The use of peace signs and finger guns is still widespread in the bisexual community, to the point some even ask the question, “are you a Peace Sign bi or a Finger Gun bi”? The answer, unsurprisingly given the audience, is usually “both”.

Are there other bisexual signs?

As well as the peace signs and finger guns, bisexual culture has jokingly claimed the term “bi-chair’” This refers to the incompatible relationship between bi people and chairs touched on above.

The bi-chair sitting position includes a variety of positions including draping one’s self over chair armrests or tangling limbs into knots to sit upright. Ultimately, bi-chair is the inability to sit straight

There is a stereotypical way to sit on a chair as a straight person (boring) but not conforming to this straight position is supposedly a trait of a bisexual person.

One Reddit user uploaded a post from X (formerly Twitter) that reads: “Nothing ever felt more validating than when I first saw the tweet that said ‘bi people cant sit right’ while I was sitting half off a chair with my legs up on my couch and my chin pushed into my chest.” The post has over 3,000 upvotes. 

Are bisexual stereotypes harmful?

Though peace signs and finger guns are well-meaningful and playful stereotypes that come from within the community, there are some negative assumptions about bi people that do have a detrimental impact. 

A study by the Human Rights Campaign Foundation found that the bi population is one of the largest groups within the LGBTQ+ community. However, although bisexuality makes up such a big part of the LGBTQ+ umbrella, bi people still face the brunt of biphobia, harsh stereotypes, and erasure of their queer identity.

Even within the LGBTQ+ community, there can be a tendency to marginalise bi people. This has the effect of bi people being shunned from heterosexual groups but also distanced from queer people. 

Ideas of greed or promiscuity are also sometimes used to dismiss or judge bisexual people about their attraction to two or more genders.

Having such harmful ideas directed at bi people can have real consequences. For instance, in February 2023, Heartstopper‘s Kit Connor was driven off X because of assumptions made about his sexuality. In a post announcing his exit, Connor came out as bisexual.
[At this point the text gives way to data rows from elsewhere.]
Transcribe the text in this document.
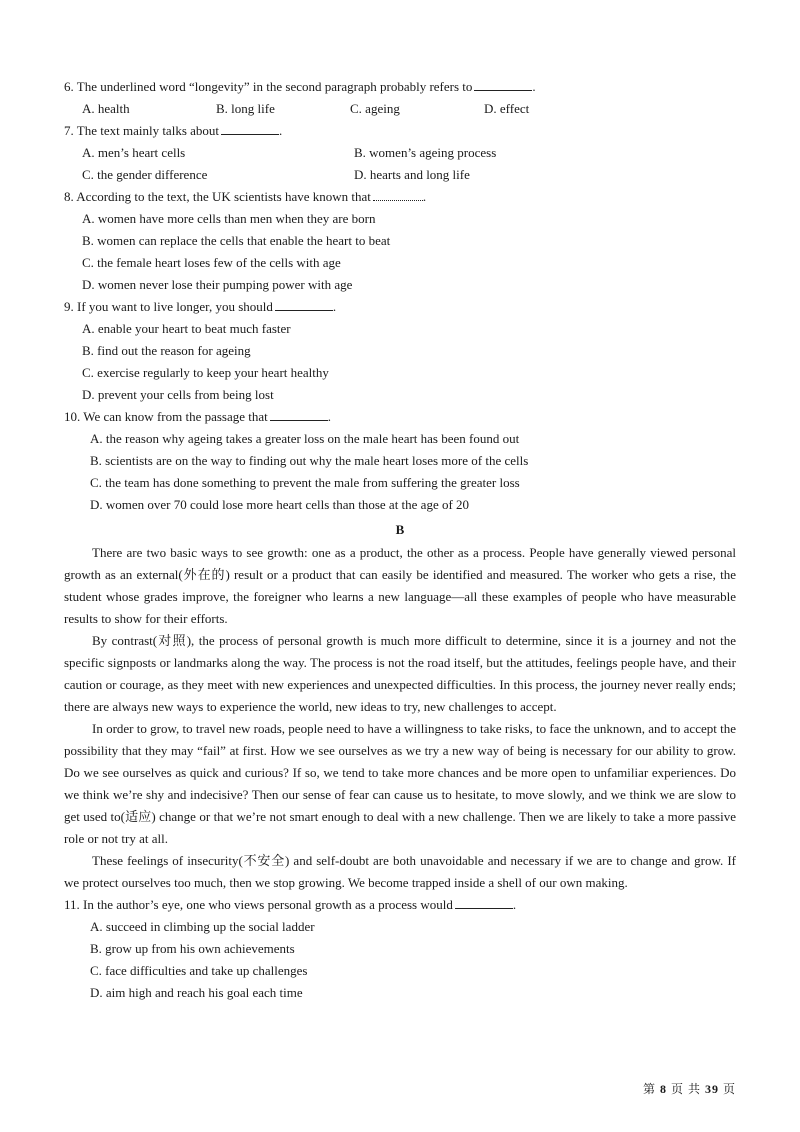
6. The underlined word “longevity” in the second paragraph probably refers to	.
A. health	B. long life	C. ageing	D. effect
7. The text mainly talks about	.
A. men’s heart cells	B. women’s ageing process
C. the gender difference	D. hearts and long life
8. According to the text, the UK scientists have known that	.
A. women have more cells than men when they are born
B. women can replace the cells that enable the heart to beat
C. the female heart loses few of the cells with age
D. women never lose their pumping power with age
9. If you want to live longer, you should	.
A. enable your heart to beat much faster
B. find out the reason for ageing
C. exercise regularly to keep your heart healthy
D. prevent your cells from being lost
10. We can know from the passage that	.
A. the reason why ageing takes a greater loss on the male heart has been found out
B. scientists are on the way to finding out why the male heart loses more of the cells
C. the team has done something to prevent the male from suffering the greater loss
D. women over 70 could lose more heart cells than those at the age of 20
B

There are two basic ways to see growth: one as a product, the other as a process. People have generally viewed personal growth as an external(外在的) result or a product that can easily be identified and measured. The worker who gets a rise, the student whose grades improve, the foreigner who learns a new language—all these examples of people who have measurable results to show for their efforts.

By contrast(对照), the process of personal growth is much more difficult to determine, since it is a journey and not the specific signposts or landmarks along the way. The process is not the road itself, but the attitudes, feelings people have, and their caution or courage, as they meet with new experiences and unexpected difficulties. In this process, the journey never really ends; there are always new ways to experience the world, new ideas to try, new challenges to accept.

In order to grow, to travel new roads, people need to have a willingness to take risks, to face the unknown, and to accept the possibility that they may “fail” at first. How we see ourselves as we try a new way of being is necessary for our ability to grow. Do we see ourselves as quick and curious? If so, we tend to take more chances and be more open to unfamiliar experiences. Do we think we’re shy and indecisive? Then our sense of fear can cause us to hesitate, to move slowly, and we think we are slow to get used to(适应) change or that we’re not smart enough to deal with a new challenge. Then we are likely to take a more passive role or not try at all.

These feelings of insecurity(不安全) and self-doubt are both unavoidable and necessary if we are to change and grow. If we protect ourselves too much, then we stop growing. We become trapped inside a shell of our own making.

11. In the author’s eye, one who views personal growth as a process would	.
A. succeed in climbing up the social ladder
B. grow up from his own achievements
C. face difficulties and take up challenges
D. aim high and reach his goal each time
第 8 页 共 39 页
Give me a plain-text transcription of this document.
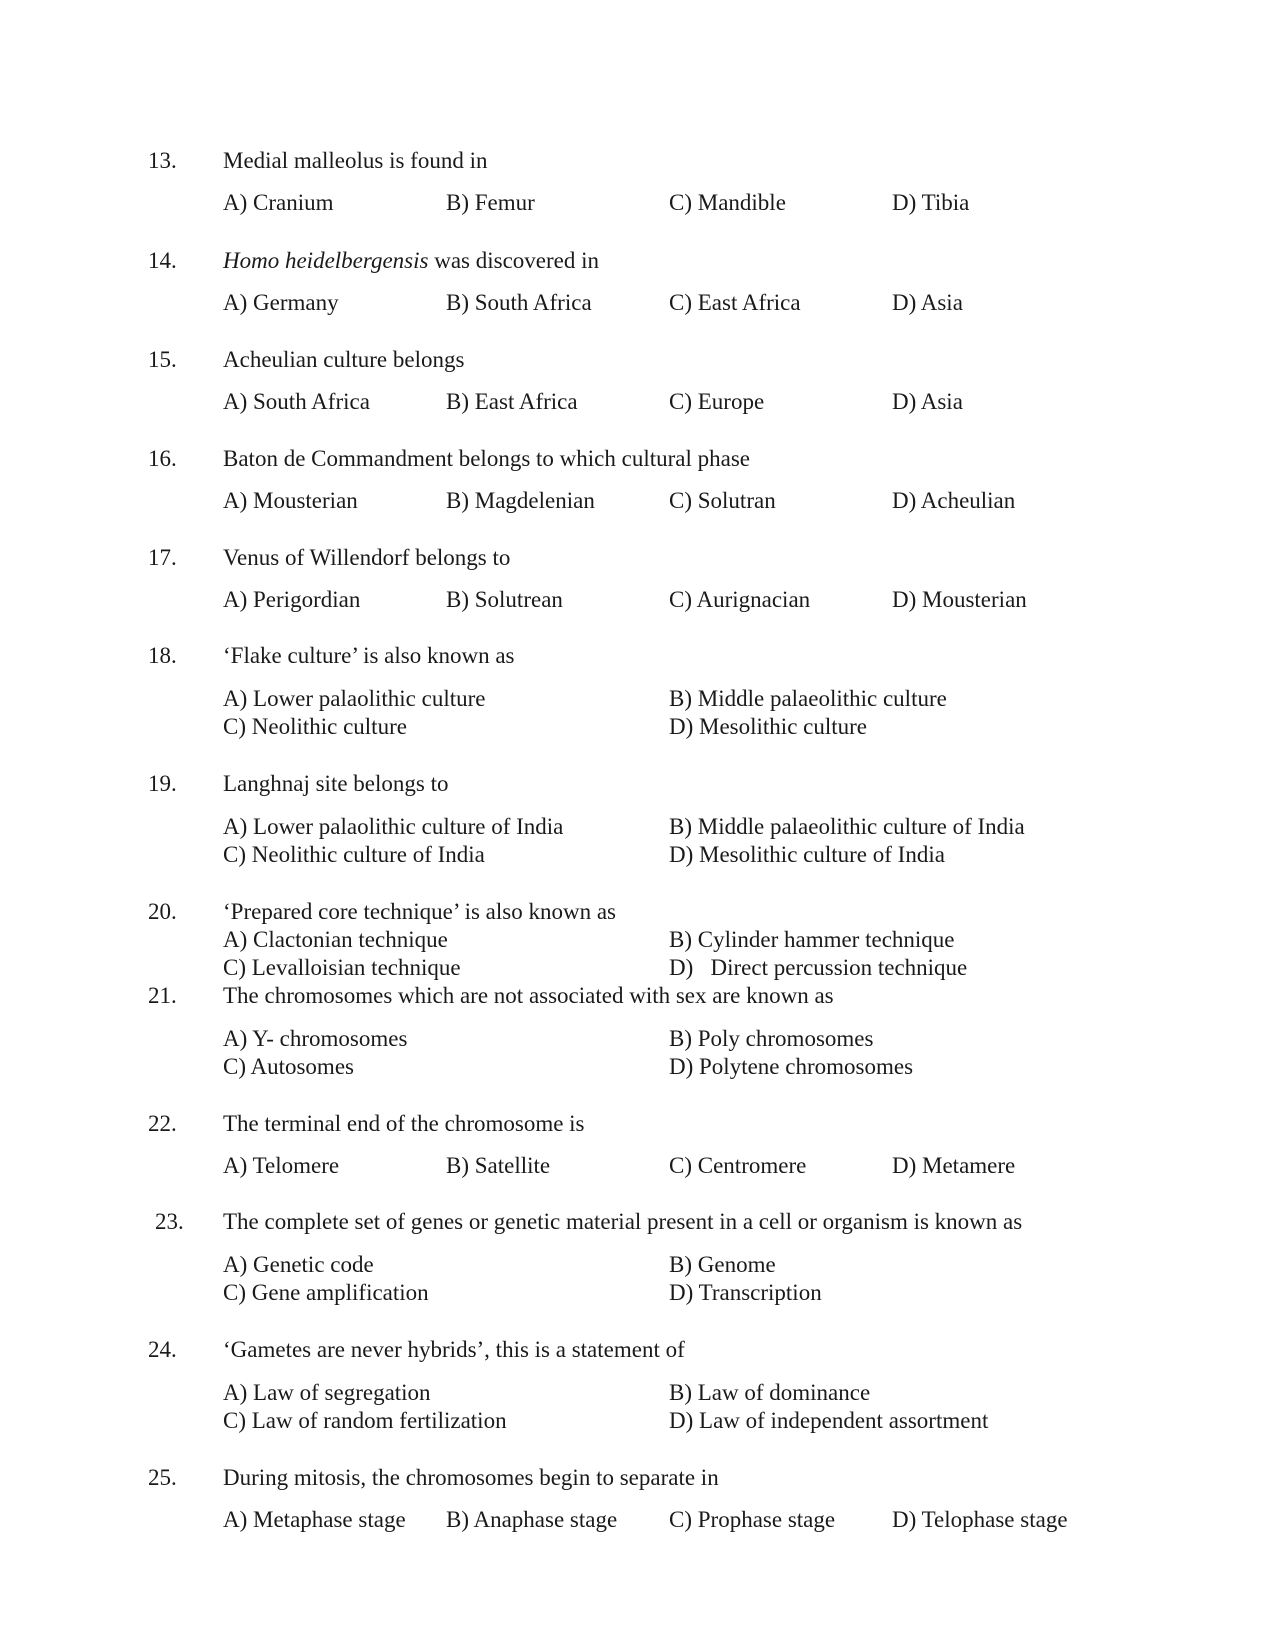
13. Medial malleolus is found in
A) Cranium	B) Femur	C) Mandible	D) Tibia
14. Homo heidelbergensis was discovered in
A) Germany	B) South Africa	C) East Africa	D) Asia
15. Acheulian culture belongs
A) South Africa	B) East Africa	C) Europe	D) Asia
16. Baton de Commandment belongs to which cultural phase
A) Mousterian	B) Magdelenian	C) Solutran	D) Acheulian
17. Venus of Willendorf belongs to
A) Perigordian	B) Solutrean	C) Aurignacian	D) Mousterian
18. ‘Flake culture’ is also known as
A) Lower palaolithic culture	B) Middle palaeolithic culture
C) Neolithic culture	D) Mesolithic culture
19. Langhnaj site belongs to
A) Lower palaolithic culture of India	B) Middle palaeolithic culture of India
C) Neolithic culture of India	D) Mesolithic culture of India
20. ‘Prepared core technique’ is also known as
A) Clactonian technique	B) Cylinder hammer technique
C) Levalloisian technique	D)   Direct percussion technique
21. The chromosomes which are not associated with sex are known as
A) Y- chromosomes	B) Poly chromosomes
C) Autosomes	D) Polytene chromosomes
22. The terminal end of the chromosome is
A) Telomere	B) Satellite	C) Centromere	D) Metamere
23. The complete set of genes or genetic material present in a cell or organism is known as
A) Genetic code	B) Genome
C) Gene amplification	D) Transcription
24. ‘Gametes are never hybrids’, this is a statement of
A) Law of segregation	B) Law of dominance
C) Law of random fertilization	D) Law of independent assortment
25. During mitosis, the chromosomes begin to separate in
A) Metaphase stage B) Anaphase stage C) Prophase stage D) Telophase stage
“The idea that you can tell someone’s sexuality based on the way that they look, the way that they talk, the way that they walk, the way that they dress, is quite frankly ridiculous and it’s really quite harmful,” he shared when speaking on how the Netflix show tackles such issues.

So yes, while it’s fun to joke about peace signs, finger guns and not being able to use a chair correctly – it’s also important not to take assumptions or memes about any sexuality too far.